The minimum quantity in grams of ${H}_{2}S$ needed to precipitate 63.5 g of ${Cu}^{2+}$ will be nearly:
a.) 63.5 g
b.) 31.75 g
c.) 34 g
d.) 20 g

Answer 1

Hint: The concept involved in the above reaction is of mole, also known as mole concept. It can be used to find the masses or the moles of the substance used or formed in the reaction.

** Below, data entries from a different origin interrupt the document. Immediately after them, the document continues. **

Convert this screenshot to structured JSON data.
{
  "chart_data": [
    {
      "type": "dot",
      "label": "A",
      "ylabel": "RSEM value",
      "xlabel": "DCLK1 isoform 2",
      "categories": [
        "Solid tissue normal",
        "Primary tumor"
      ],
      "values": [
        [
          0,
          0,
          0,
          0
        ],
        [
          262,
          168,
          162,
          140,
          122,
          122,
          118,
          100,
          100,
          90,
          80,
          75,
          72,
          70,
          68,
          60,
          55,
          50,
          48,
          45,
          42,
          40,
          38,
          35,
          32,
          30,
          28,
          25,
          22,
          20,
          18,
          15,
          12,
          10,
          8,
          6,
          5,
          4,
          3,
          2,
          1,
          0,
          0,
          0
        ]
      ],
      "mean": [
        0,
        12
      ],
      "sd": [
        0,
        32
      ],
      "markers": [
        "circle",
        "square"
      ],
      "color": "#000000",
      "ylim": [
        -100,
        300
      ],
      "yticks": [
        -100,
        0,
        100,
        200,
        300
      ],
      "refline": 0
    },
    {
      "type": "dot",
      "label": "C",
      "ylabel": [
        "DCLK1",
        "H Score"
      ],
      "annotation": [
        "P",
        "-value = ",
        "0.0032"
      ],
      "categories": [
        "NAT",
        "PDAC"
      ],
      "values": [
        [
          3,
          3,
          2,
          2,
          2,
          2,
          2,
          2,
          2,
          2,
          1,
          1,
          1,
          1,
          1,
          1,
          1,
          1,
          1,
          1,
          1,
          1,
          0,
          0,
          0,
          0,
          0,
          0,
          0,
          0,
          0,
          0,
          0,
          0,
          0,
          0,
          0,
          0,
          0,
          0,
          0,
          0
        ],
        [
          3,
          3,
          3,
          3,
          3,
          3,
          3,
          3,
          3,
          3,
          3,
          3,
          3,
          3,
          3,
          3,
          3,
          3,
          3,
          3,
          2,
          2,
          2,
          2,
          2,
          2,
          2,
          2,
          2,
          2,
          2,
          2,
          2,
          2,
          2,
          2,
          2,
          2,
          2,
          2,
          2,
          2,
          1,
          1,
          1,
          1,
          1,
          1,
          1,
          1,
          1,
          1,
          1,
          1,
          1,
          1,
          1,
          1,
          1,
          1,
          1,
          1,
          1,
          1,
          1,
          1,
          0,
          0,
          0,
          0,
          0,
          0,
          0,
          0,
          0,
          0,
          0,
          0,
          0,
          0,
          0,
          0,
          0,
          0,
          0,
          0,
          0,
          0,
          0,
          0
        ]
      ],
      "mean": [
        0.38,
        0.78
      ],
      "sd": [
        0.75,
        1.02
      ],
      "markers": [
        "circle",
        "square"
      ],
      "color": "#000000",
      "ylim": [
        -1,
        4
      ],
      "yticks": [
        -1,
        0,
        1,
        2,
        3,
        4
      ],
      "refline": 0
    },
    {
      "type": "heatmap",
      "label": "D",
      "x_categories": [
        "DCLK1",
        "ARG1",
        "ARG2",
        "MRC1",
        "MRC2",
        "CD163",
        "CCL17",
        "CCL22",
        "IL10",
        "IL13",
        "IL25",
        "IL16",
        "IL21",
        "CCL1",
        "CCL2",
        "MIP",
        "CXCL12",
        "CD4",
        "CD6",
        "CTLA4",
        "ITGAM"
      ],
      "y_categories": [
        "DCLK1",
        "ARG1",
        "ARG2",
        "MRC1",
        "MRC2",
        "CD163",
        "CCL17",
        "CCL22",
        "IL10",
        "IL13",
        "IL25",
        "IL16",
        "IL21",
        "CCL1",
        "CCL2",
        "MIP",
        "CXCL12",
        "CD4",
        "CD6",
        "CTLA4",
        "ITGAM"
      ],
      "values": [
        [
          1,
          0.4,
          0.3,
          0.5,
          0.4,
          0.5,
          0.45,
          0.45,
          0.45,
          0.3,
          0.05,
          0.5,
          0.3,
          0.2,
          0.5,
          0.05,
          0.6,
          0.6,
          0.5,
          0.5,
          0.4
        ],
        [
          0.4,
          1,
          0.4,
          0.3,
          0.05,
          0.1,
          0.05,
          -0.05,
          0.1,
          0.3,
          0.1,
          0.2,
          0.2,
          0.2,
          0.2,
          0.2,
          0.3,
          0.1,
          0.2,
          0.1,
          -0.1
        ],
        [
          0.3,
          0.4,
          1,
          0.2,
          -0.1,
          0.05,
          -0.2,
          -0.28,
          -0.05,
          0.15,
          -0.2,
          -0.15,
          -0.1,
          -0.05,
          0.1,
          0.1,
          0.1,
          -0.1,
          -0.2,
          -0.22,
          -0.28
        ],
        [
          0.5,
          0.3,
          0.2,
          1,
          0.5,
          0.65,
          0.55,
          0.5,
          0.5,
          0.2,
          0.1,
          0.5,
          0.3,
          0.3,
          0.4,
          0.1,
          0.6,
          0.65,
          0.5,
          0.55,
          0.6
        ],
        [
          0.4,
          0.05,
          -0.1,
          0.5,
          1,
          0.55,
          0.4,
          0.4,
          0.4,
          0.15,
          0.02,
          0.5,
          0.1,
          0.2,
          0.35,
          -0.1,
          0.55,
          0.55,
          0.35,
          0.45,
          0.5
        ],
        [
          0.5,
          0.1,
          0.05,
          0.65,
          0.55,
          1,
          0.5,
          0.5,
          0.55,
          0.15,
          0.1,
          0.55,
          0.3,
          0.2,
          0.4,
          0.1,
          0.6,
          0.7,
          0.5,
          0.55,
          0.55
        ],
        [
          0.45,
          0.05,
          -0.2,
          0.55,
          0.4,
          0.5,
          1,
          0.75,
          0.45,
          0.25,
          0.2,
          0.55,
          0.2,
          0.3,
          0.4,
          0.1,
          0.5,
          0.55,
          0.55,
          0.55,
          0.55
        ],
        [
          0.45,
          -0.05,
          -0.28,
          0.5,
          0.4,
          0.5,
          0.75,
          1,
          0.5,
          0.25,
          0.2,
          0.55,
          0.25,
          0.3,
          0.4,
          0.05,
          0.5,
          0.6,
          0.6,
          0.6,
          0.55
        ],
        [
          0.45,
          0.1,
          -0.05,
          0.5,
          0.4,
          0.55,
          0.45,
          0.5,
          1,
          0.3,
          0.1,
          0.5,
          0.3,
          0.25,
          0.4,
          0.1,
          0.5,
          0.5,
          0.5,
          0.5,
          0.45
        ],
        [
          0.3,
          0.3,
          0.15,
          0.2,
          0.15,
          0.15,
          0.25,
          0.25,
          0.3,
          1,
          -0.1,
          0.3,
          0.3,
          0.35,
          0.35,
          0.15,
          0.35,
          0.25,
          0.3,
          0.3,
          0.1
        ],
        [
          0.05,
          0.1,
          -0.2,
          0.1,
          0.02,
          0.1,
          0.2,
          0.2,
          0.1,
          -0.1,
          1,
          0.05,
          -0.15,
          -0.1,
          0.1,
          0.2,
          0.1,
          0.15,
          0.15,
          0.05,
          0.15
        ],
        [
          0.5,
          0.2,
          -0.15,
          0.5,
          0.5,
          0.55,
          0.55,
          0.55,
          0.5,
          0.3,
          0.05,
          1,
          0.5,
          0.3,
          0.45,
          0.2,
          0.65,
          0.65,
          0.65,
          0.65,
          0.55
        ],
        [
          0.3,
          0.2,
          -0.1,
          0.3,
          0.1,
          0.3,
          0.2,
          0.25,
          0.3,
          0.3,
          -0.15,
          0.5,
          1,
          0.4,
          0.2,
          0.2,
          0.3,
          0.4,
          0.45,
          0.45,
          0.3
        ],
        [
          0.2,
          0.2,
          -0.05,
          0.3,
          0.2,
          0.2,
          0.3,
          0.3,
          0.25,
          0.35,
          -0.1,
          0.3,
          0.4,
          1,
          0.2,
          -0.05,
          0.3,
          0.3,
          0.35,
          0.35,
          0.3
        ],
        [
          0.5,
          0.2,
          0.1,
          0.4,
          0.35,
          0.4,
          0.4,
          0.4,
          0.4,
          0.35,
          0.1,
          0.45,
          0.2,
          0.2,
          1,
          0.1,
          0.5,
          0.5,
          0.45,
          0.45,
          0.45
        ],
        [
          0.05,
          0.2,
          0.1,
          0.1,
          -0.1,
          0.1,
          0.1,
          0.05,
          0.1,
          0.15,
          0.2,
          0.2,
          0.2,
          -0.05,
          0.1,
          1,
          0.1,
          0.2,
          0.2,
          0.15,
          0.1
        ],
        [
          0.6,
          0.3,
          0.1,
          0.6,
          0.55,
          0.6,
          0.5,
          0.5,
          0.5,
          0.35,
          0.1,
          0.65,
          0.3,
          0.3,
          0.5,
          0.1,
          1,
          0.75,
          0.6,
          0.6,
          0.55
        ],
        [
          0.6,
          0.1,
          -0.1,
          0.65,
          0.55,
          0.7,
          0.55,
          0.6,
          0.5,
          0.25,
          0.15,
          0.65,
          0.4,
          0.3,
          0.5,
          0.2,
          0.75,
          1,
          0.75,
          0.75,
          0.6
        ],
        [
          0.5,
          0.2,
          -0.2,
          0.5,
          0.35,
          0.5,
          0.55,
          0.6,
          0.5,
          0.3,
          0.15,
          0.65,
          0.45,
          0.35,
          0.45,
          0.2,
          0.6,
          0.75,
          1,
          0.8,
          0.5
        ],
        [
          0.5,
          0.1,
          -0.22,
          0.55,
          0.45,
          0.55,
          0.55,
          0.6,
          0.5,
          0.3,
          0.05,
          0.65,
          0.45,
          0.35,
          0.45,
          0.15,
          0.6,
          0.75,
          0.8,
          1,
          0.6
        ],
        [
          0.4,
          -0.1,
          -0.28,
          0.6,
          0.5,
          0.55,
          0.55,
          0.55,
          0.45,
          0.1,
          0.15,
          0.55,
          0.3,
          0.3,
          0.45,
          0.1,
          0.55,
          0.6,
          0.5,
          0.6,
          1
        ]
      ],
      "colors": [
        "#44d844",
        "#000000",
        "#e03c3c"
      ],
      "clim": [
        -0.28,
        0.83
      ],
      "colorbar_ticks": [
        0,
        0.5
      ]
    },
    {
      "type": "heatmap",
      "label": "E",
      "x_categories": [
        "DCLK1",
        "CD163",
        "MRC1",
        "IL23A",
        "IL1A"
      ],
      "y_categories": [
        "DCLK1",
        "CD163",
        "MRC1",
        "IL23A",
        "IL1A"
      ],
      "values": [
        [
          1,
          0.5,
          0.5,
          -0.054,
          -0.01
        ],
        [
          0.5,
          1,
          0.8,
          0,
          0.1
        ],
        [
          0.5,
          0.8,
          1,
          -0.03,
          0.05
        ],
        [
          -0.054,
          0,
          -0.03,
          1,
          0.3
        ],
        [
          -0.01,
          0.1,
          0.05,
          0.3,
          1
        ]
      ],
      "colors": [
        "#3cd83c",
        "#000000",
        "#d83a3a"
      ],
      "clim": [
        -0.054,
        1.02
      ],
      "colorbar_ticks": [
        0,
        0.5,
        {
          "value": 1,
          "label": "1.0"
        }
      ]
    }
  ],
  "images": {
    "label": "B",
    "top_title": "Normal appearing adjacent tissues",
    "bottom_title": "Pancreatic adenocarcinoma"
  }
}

Complete step by step answer:
- Mole concept is a very convenient method which is used for expressing the amount of substance. The measurement can be down in two parts - numerical magnitude and the units that the magnitude is expressed in.
- Now, let us apply this concept in the given question.
In the reaction, ${H}_{2}S$ reacts with ${Cu}^{2+}$, which results in the precipitation of $CuS$. The reaction involved is given below.
$ { H }_{ 2 }S\quad +\quad { Cu }^{ +2 }\quad \longrightarrow \quad \underset { Precipitate }{ CuS\downarrow }$
Now, to precipitate 1 ion of ${Cu}^{2+}$, we require 1 molecule of ${H}_{2}S$. If we talk in terms of mole, 1 mole of ${H}_{2}S$ is required to precipitate 1 mole of ${Cu}^{2+}$ ion.
Mass of 1 mole of ${Cu}^{2+}$ = 63.5 g
Mass of 1 mole of ${H}_{2}S$ = 2 + 32 = 34 g
Therefore, 63.5 g of ${Cu}^{2+}$ reacts with 34 g of ${H}_{2}S$.
Hence, the mass of ${H}_{2}S$ needed in grams is 34 g.
So, the correct answer is “Option C”.

Note: There is a difference between the molecular mass and the molar mass. Molecular mass is the sum of the atomic masses of the individual atoms in a molecule, whereas, molar mass is the total mass of one mole of the substance.